# Movie Recommendation System - Model Training
## Train Collaborative Filtering Models in Kaggle

This notebook trains your ML models using the MovieLens 25M dataset.

**Steps:**
1. Add MovieLens dataset from Kaggle
2. Install dependencies
3. Train models (SVD, KNN, ALS)
4. Download trained model file

**⚠️ IMPORTANT FOR KAGGLE:**
- Turn ON Internet in Settings (right sidebar)
- Add MovieLens dataset: Click "+ Add Data" → Search "movielens-25m" → Add
- Or we'll download it directly

In [None]:
# STEP 1: Download MovieLens 25M Dataset
# For Kaggle: Check if dataset exists, if not download it

import os

# Check if running on Kaggle
if os.path.exists('/kaggle/input'):
    print("✅ Running on Kaggle!")
    # Check for MovieLens dataset
    if os.path.exists('/kaggle/input/movielens-25m-dataset'):
        print("✅ MovieLens dataset found in Kaggle input!")
        data_path = '/kaggle/input/movielens-25m-dataset'
    else:
        print("📥 Downloading MovieLens dataset...")
        !wget -q https://files.grouplens.org/datasets/movielens/ml-25m.zip
        !unzip -q ml-25m.zip
        data_path = 'ml-25m'
        print("✅ Dataset downloaded!")
else:
    # Download if not on Kaggle
    print("📥 Downloading MovieLens 25M dataset...")
    !wget -q https://files.grouplens.org/datasets/movielens/ml-25m.zip
    !unzip -q ml-25m.zip
    data_path = 'ml-25m'
    print("✅ Dataset downloaded!")

print(f"\nDataset location: {data_path}")
!ls {data_path}

In [None]:
# STEP 2.5: Monitor GPU Usage
print("🔍 Checking GPU status...")

import torch

if torch.cuda.is_available():
    print(f"✅ GPU is available!")
    print(f"   Device count: {torch.cuda.device_count()}")
    for i in range(torch.cuda.device_count()):
        print(f"   GPU {i}: {torch.cuda.get_device_name(i)}")
        print(f"   Memory: {torch.cuda.get_device_properties(i).total_memory / 1024**3:.1f} GB")
    
    # Clear GPU cache
    torch.cuda.empty_cache()
    print("✅ GPU cache cleared and ready!")
else:
    print("⚠️ No GPU detected - will use CPU")
    print("   Training will be slower but still work")
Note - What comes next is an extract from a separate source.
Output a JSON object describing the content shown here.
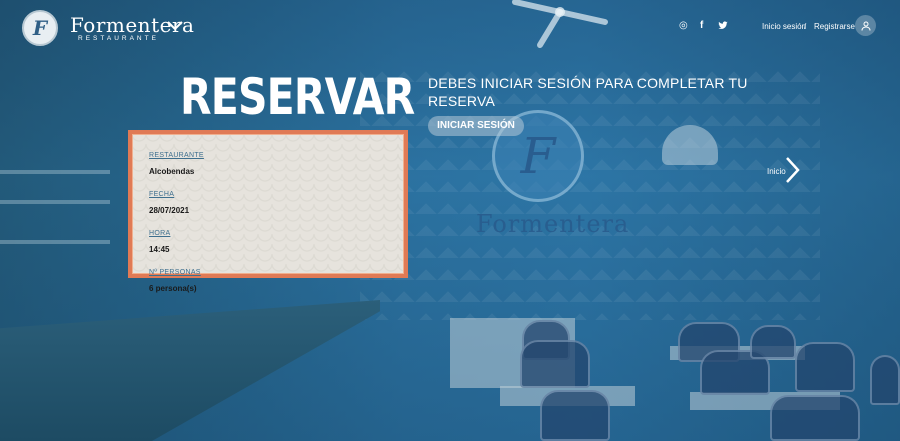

print("\n💡 TIP: You should see GPU usage increase during training!")
print("   Watch the GPU percentage in the session stats (right sidebar)")

In [None]:
# STEP 2: Install Required Libraries (GPU-Accelerated)
print("📦 Installing GPU-accelerated libraries...")
!pip install -q pandas numpy scikit-learn scipy torch

import pandas as pd
import numpy as np
import torch
from sklearn.metrics.pairwise import cosine_similarity
from sklearn.decomposition import TruncatedSVD
from sklearn.neighbors import NearestNeighbors
from scipy.sparse import csr_matrix
import pickle
import logging
import json

logging.basicConfig(level=logging.INFO)
logger = logging.getLogger(__name__)

# Check GPU availability
if torch.cuda.is_available():
    device = torch.device('cuda')
    gpu_count = torch.cuda.device_count()
    print(f"✅ GPU available: {torch.cuda.get_device_name(0)}")
    print(f"   GPU count: {gpu_count}")
    for i in range(gpu_count):
        print(f"   GPU {i}: {torch.cuda.get_device_name(i)}")
    
    # Test GPU
    test_tensor = torch.rand(5, 5).to(device)
    print(f"✅ GPU test successful! Tensor device: {test_tensor.device}")
else:
    device = torch.device('cpu')
    print("⚠️ No GPU detected, using CPU")
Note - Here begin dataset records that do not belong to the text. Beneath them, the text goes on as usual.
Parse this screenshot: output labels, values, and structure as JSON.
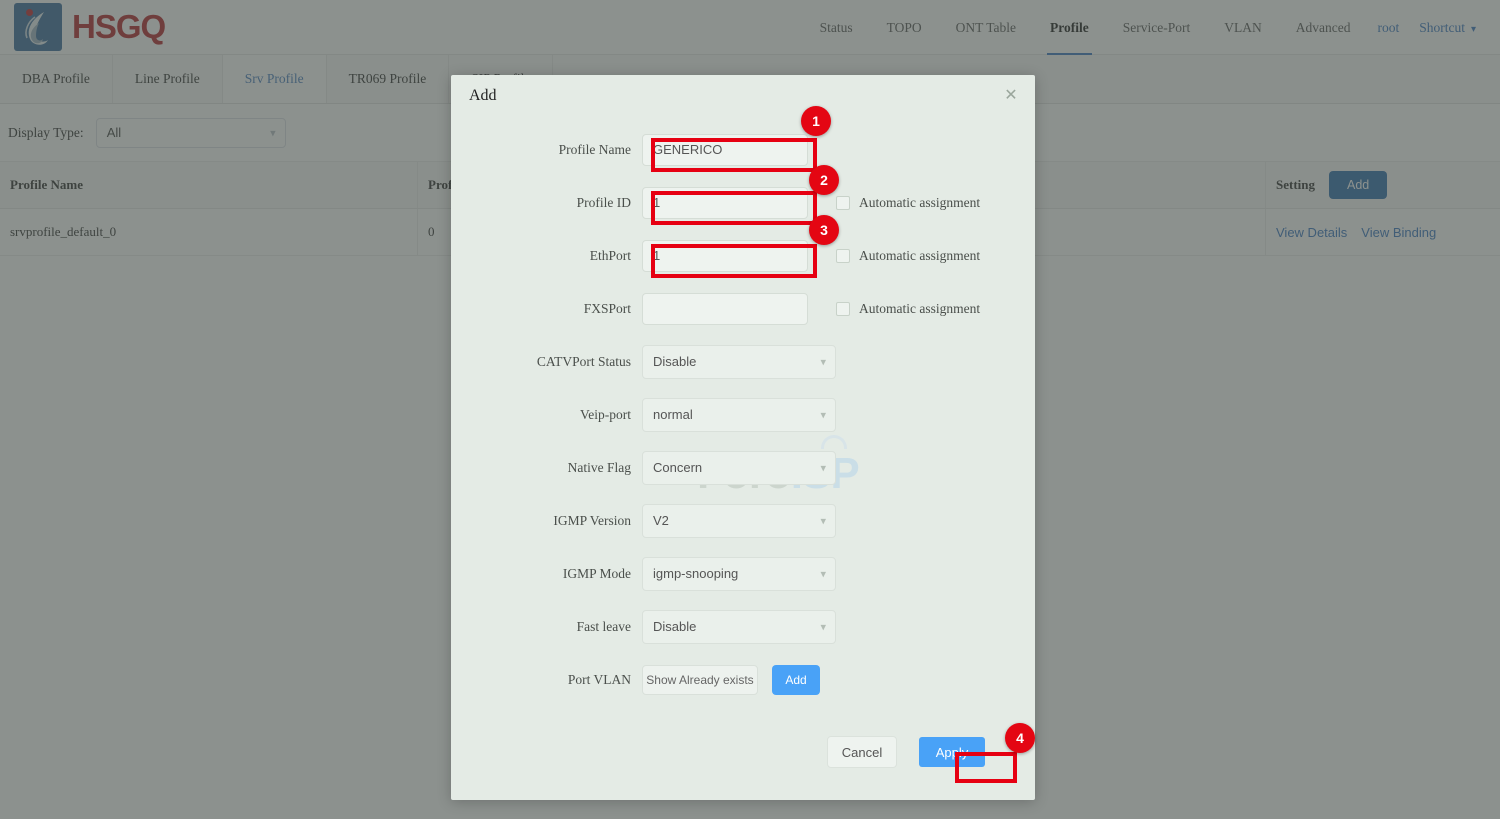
{
  "app": {
    "brand": "HSGQ",
    "logo_icon": "hsgq-droplet-logo"
  },
  "topnav": {
    "items": [
      {
        "label": "Status",
        "active": false
      },
      {
        "label": "TOPO",
        "active": false
      },
      {
        "label": "ONT Table",
        "active": false
      },
      {
        "label": "Profile",
        "active": true
      },
      {
        "label": "Service-Port",
        "active": false
      },
      {
        "label": "VLAN",
        "active": false
      },
      {
        "label": "Advanced",
        "active": false
      }
    ],
    "user": "root",
    "shortcut": "Shortcut"
  },
  "subtabs": {
    "items": [
      {
        "label": "DBA Profile",
        "active": false
      },
      {
        "label": "Line Profile",
        "active": false
      },
      {
        "label": "Srv Profile",
        "active": true
      },
      {
        "label": "TR069 Profile",
        "active": false
      },
      {
        "label": "SIP Profile",
        "active": false
      }
    ]
  },
  "filter": {
    "label": "Display Type:",
    "value": "All"
  },
  "table": {
    "headers": [
      "Profile Name",
      "Profile ID",
      "Setting"
    ],
    "add_button": "Add",
    "rows": [
      {
        "profile_name": "srvprofile_default_0",
        "profile_id": "0",
        "actions": [
          "View Details",
          "View Binding"
        ]
      }
    ]
  },
  "modal": {
    "title": "Add",
    "close_icon": "close-icon",
    "fields": [
      {
        "label": "Profile Name",
        "type": "input",
        "value": "GENERICO",
        "auto": false
      },
      {
        "label": "Profile ID",
        "type": "input",
        "value": "1",
        "auto": true,
        "auto_label": "Automatic assignment"
      },
      {
        "label": "EthPort",
        "type": "input",
        "value": "1",
        "auto": true,
        "auto_label": "Automatic assignment"
      },
      {
        "label": "FXSPort",
        "type": "input",
        "value": "",
        "auto": true,
        "auto_label": "Automatic assignment"
      },
      {
        "label": "CATVPort Status",
        "type": "select",
        "value": "Disable"
      },
      {
        "label": "Veip-port",
        "type": "select",
        "value": "normal"
      },
      {
        "label": "Native Flag",
        "type": "select",
        "value": "Concern"
      },
      {
        "label": "IGMP Version",
        "type": "select",
        "value": "V2"
      },
      {
        "label": "IGMP Mode",
        "type": "select",
        "value": "igmp-snooping"
      },
      {
        "label": "Fast leave",
        "type": "select",
        "value": "Disable"
      }
    ],
    "port_vlan": {
      "label": "Port VLAN",
      "show_button": "Show Already exists",
      "add_button": "Add"
    },
    "footer": {
      "cancel": "Cancel",
      "apply": "Apply"
    }
  },
  "watermark": {
    "text_a": "Foro",
    "text_b": "ISP"
  },
  "annotations": {
    "badges": [
      "1",
      "2",
      "3",
      "4"
    ],
    "highlight_color": "#e60012"
  },
  "colors": {
    "accent_blue": "#3b78c2",
    "button_blue": "#49a2f7",
    "brand_red": "#b4272c",
    "modal_bg": "#e4ebe5",
    "annotation_red": "#e40613"
  }
}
print("✅ Libraries installed!")

In [None]:
# STEP 3: Define MEMORY-OPTIMIZED Collaborative Filtering Model
class CollaborativeFilteringModel:
    def __init__(self, use_gpu=True):
        self.user_movie_matrix = None
        self.user_similarity_matrix = None
        self.user_ids = None
        self.movie_ids = None
        self.svd_model = None
        self.knn_model = None
        self.user_factors = None
        self.item_factors = None
        self.n_factors = 50
        
        # GPU setup
        self.use_gpu = use_gpu and torch.cuda.is_available()
        self.device = torch.device('cuda' if self.use_gpu else 'cpu')
        print(f"🔧 Model initialized on: {self.device}")
        
    def prepare_data(self, ratings_data, movies_data):
        try:
            print("   Converting to DataFrames...")
            self.ratings_df = pd.DataFrame(ratings_data)
            self.movies_df = pd.DataFrame(movies_data)
            
            print("   Creating user-movie matrix (sparse)...")
            # Use sparse matrix to save memory
            self.user_movie_matrix = self.ratings_df.pivot_table(
                index='user_id', columns='movie_id', values='rating'
            ).fillna(0)
            
            # Limit matrix size if too large
            if self.user_movie_matrix.shape[0] > 5000:
                print(f"   ⚠️ Large matrix detected, sampling users...")
                sampled_users = np.random.choice(self.user_movie_matrix.index, 5000, replace=False)
                self.user_movie_matrix = self.user_movie_matrix.loc[sampled_users]
            
            self.user_ids = list(self.user_movie_matrix.index)
            self.movie_ids = list(self.user_movie_matrix.columns)
            print(f"✅ Data prepared: {len(self.user_ids)} users, {len(self.movie_ids)} movies")
            
            # Clean up
            import gc
            gc.collect()
            return True
        except Exception as e:
            print(f"❌ Error: {e}")
            return False
    
    def compute_user_similarity(self):
        """Compute similarity with memory optimization"""
        print("   Computing similarity matrix (memory-optimized)...")
        try:
            if self.use_gpu:
                # Process in batches to avoid GPU OOM
                batch_size = 500
                n_users = len(self.user_ids)
                
                print(f"   Processing {n_users} users in batches of {batch_size}...")
                similarity_matrix = np.zeros((n_users, n_users), dtype=np.float32)
                
                matrix_np = self.user_movie_matrix.values.astype(np.float32)
                
                for i in range(0, n_users, batch_size):
                    end_i = min(i + batch_size, n_users)
                    batch = torch.tensor(matrix_np[i:end_i], device=self.device, dtype=torch.float32)
                    full_matrix = torch.tensor(matrix_np, device=self.device, dtype=torch.float32)
                    
                    # Normalize
                    batch_norm = torch.nn.functional.normalize(batch, p=2, dim=1)
                    full_norm = torch.nn.functional.normalize(full_matrix, p=2, dim=1)
                    
                    # Compute similarity for this batch
                    similarity_batch = torch.mm(batch_norm, full_norm.t())
                    similarity_matrix[i:end_i] = similarity_batch.cpu().numpy()
                    
                    # Clear GPU memory
                    del batch, full_matrix, batch_norm, full_norm, similarity_batch
                    torch.cuda.empty_cache()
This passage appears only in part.